I have been married quite a while and believe the changes that occur in individuals in marriage are less about race and more about the character of the partners in the relationship and their admiration for each other. I tell my husband Nashid that I like how he is kind to people and not easily prone to anger. I try to emulate that because I admire that trait. I see the value of it and wish I were more like that. He has told me often that he likes how generous I am with others, both with my time and with my resources. Nashid tries to emulate my behavior in his interactions. He sees behavior he likes, processes it and assesses if it might be of value to him to incorporate in his interactions. We notice something, ponder its value in our own lives and respond accordingly.

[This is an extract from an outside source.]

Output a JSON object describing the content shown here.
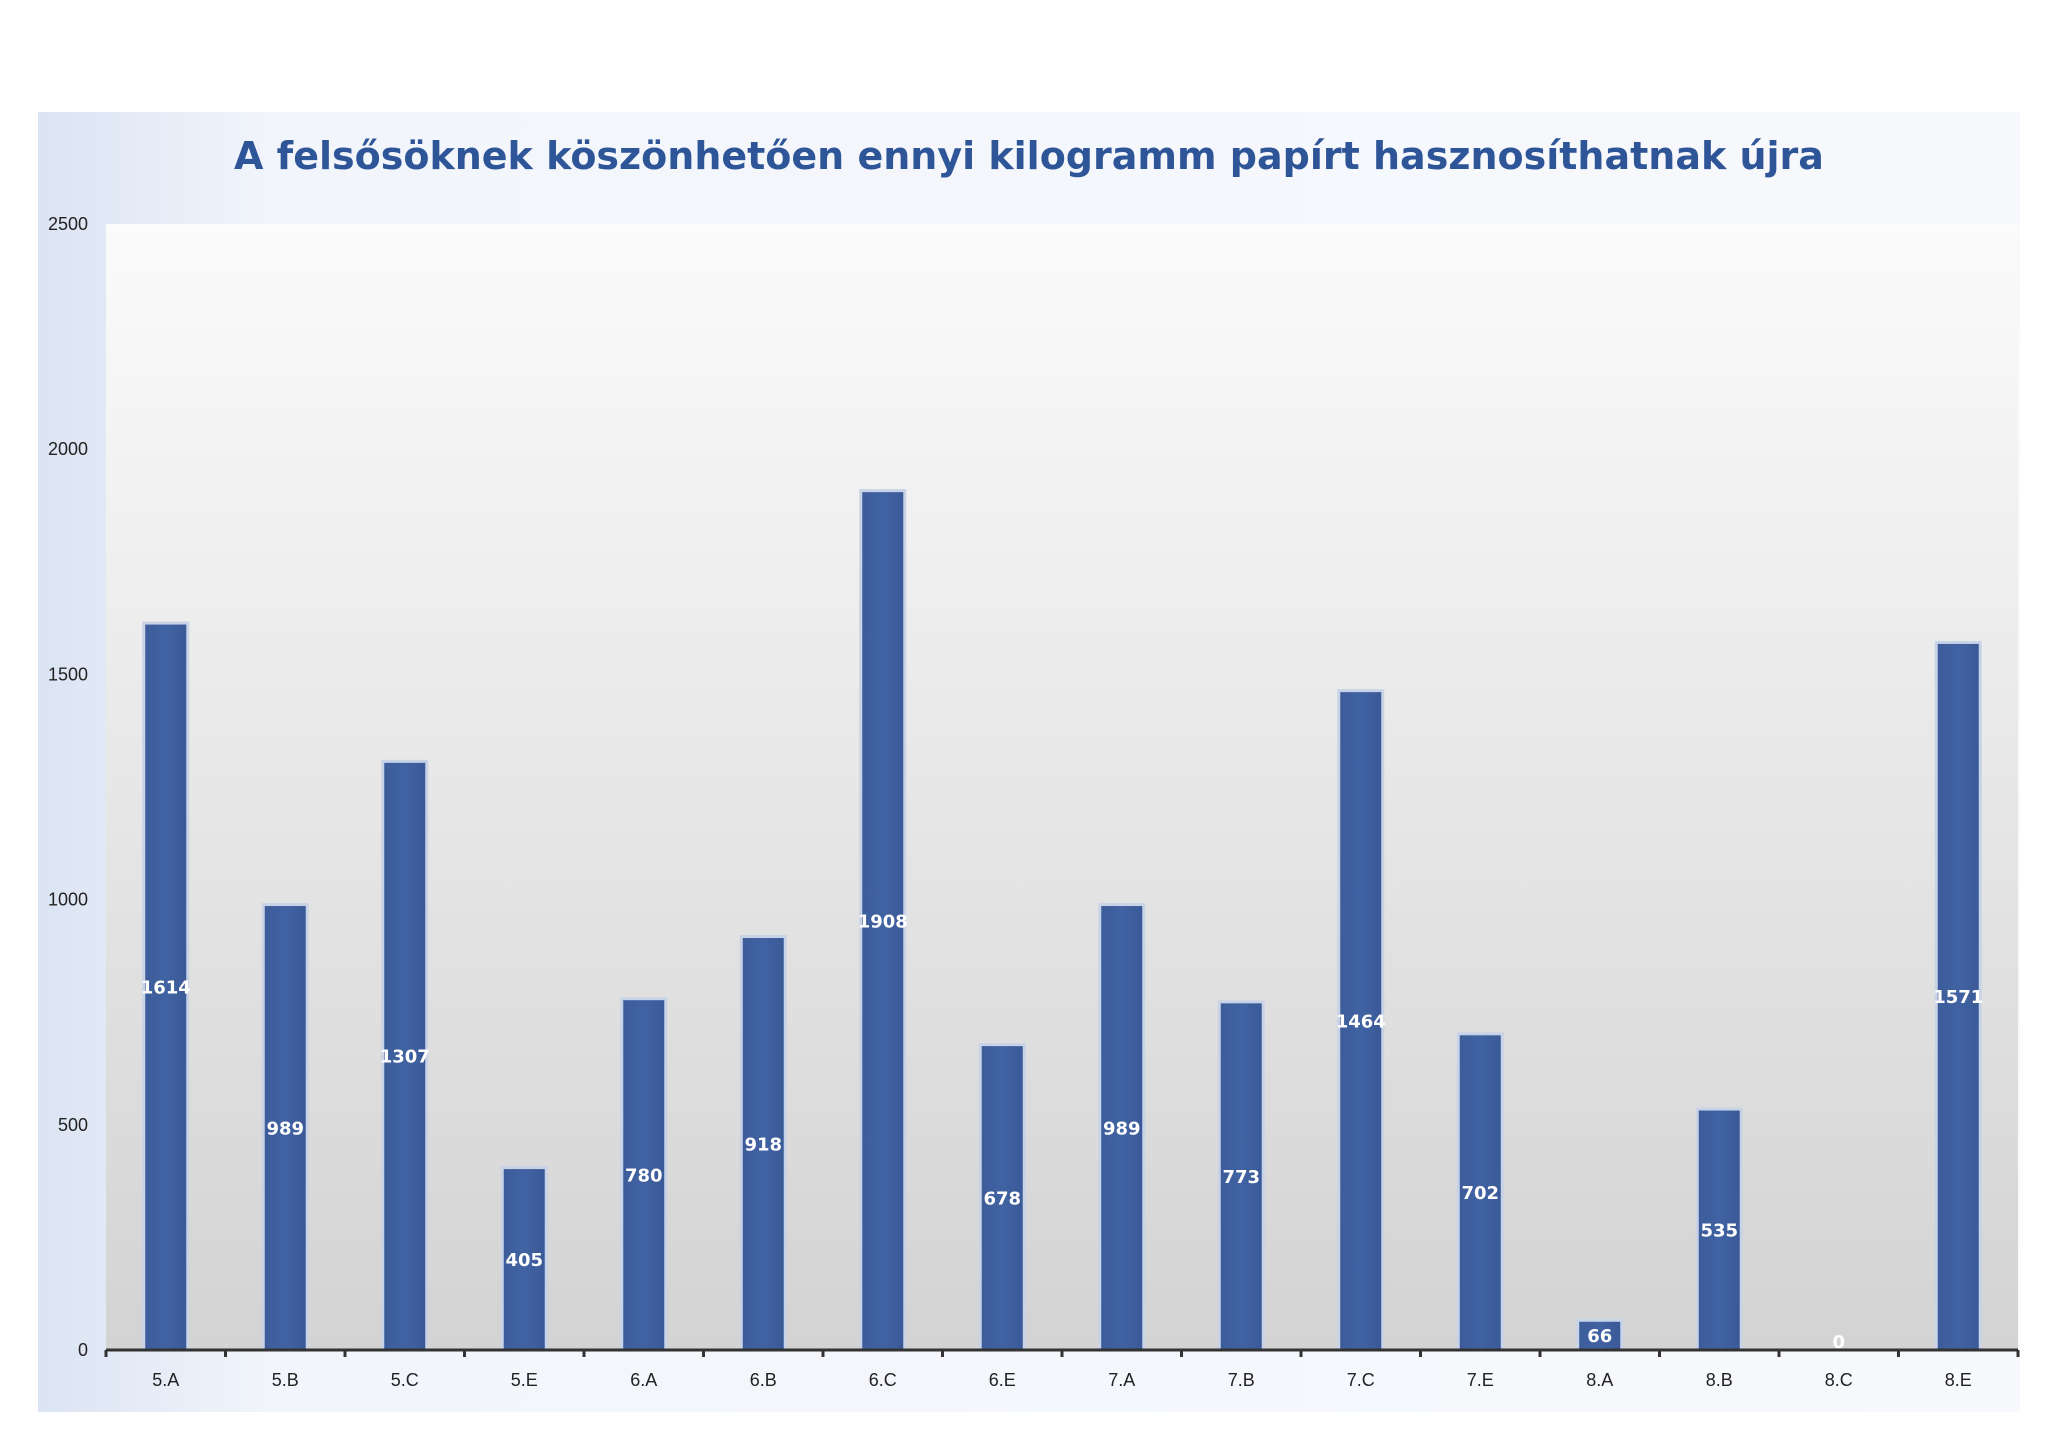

This “Black Wife” trend is suggesting that non-white men become more attractive merely because they marry black women. Such a suggestion pits us against other races of women. Why would seemingly intelligent, beautiful black women participate in such an exercise? What good comes from that?  


If the men that I have seen in the videos have morphed into sexier beings it is not solely the result of being married to a black woman. The metamorphosis in fact occurred because the non-white man married a woman with a sense of style, sufficient resources and enough influence in their relationship to incorporate that sense of style into his style choices. I have not been shy about saying that my sense of style more closely matches Oscar rather than Felix’s from the show “The Odd Couple.” I can assure you that were I, as a black woman, married to a non-white man his clothing choices would not improve. At most he would not go in public with mustard on his shirt, because I would surely catch that. Of course, if I am too busy wiping the mustard off mine, then maybe not. In our relationship, I ask Nashid what matches and what to wear when I have days that I know require more attention to my attire. He has a far better sense of style than I. I am ok with that and couldn’t care less. It’s the yin and the yang of a relationship.


What I do care about is when we as black women mindlessly participate in acts that cause division and seeks to elevate us at the expense of another group of women. For the collective good, please stop it and remember: A house divided cannot stand.